Photo: Ron Ward The canadian Press
The government has indicated that it could cost up to $ 1 billion to stabilize and fix the payroll system, designed by IBM.
Ottawa — In the midst of the Holidays, some federal employees may become new bottlenecks in the payroll system Phoenix, who caused a lot of trouble up here.
The responsible of payroll services within the federal government have been warned that they were to receive by Friday a list of employees who would not receive the totality of what is due to them, or even that would not be paid at all.

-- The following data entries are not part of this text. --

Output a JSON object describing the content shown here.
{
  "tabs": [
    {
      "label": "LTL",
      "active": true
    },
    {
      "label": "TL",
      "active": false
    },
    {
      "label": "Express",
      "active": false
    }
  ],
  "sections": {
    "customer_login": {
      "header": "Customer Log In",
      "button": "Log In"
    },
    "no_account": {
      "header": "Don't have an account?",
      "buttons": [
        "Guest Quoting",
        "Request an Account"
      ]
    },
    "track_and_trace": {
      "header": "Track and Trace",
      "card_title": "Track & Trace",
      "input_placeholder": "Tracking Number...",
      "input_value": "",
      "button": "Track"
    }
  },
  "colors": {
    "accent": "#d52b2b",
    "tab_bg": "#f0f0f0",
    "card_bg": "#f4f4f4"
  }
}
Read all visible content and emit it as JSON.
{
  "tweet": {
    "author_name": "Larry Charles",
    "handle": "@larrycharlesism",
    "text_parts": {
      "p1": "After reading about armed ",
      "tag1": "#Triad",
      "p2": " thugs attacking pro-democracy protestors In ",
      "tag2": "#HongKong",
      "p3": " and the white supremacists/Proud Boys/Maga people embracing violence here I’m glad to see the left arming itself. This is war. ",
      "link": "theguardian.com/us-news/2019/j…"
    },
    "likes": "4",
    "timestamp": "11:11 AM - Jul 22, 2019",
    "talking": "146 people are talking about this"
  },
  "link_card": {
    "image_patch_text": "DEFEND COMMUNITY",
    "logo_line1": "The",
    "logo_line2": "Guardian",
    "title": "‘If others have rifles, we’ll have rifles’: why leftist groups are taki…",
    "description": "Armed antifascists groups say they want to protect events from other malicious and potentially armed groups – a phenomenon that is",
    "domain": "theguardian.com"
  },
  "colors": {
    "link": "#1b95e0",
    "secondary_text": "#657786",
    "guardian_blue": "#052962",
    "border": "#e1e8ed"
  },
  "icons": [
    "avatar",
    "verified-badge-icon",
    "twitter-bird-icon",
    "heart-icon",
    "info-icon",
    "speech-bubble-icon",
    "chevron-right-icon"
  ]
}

New problems have been discovered in the processing the last payroll of the year, December 27. According to officials, certain transactions inserted in the system Phoenix at the beginning of November have not been processed, which has caused a new backlog in the pile of problematic files.
Les Linklater, the assistant deputy minister for public Services and Procurement, has provided this week a note to the managers of the payroll services in order that they contact some employees who may be in need of emergency financial assistance during the Holiday season.
According to the ministry, the new problem, which would be due to human error and a technical glitch, has been resolved since, but some officials still reported shortfalls in their pay-cheque.
The auditor general revealed last month that about 150,000 federal public servants — almost half of the workforce — had been affected by the misfire of Phoenix. Many of them have not received what they expected, others have too received, but some have received nothing at all.
The government has indicated that it could cost up to $ 1 billion to stabilize and fix the payroll system, designed by IBM. Phoenix had been put in place originally to modernize the pay system and achieve economies of scale. Since its implementation in February 2016, he does not cease to know misfires.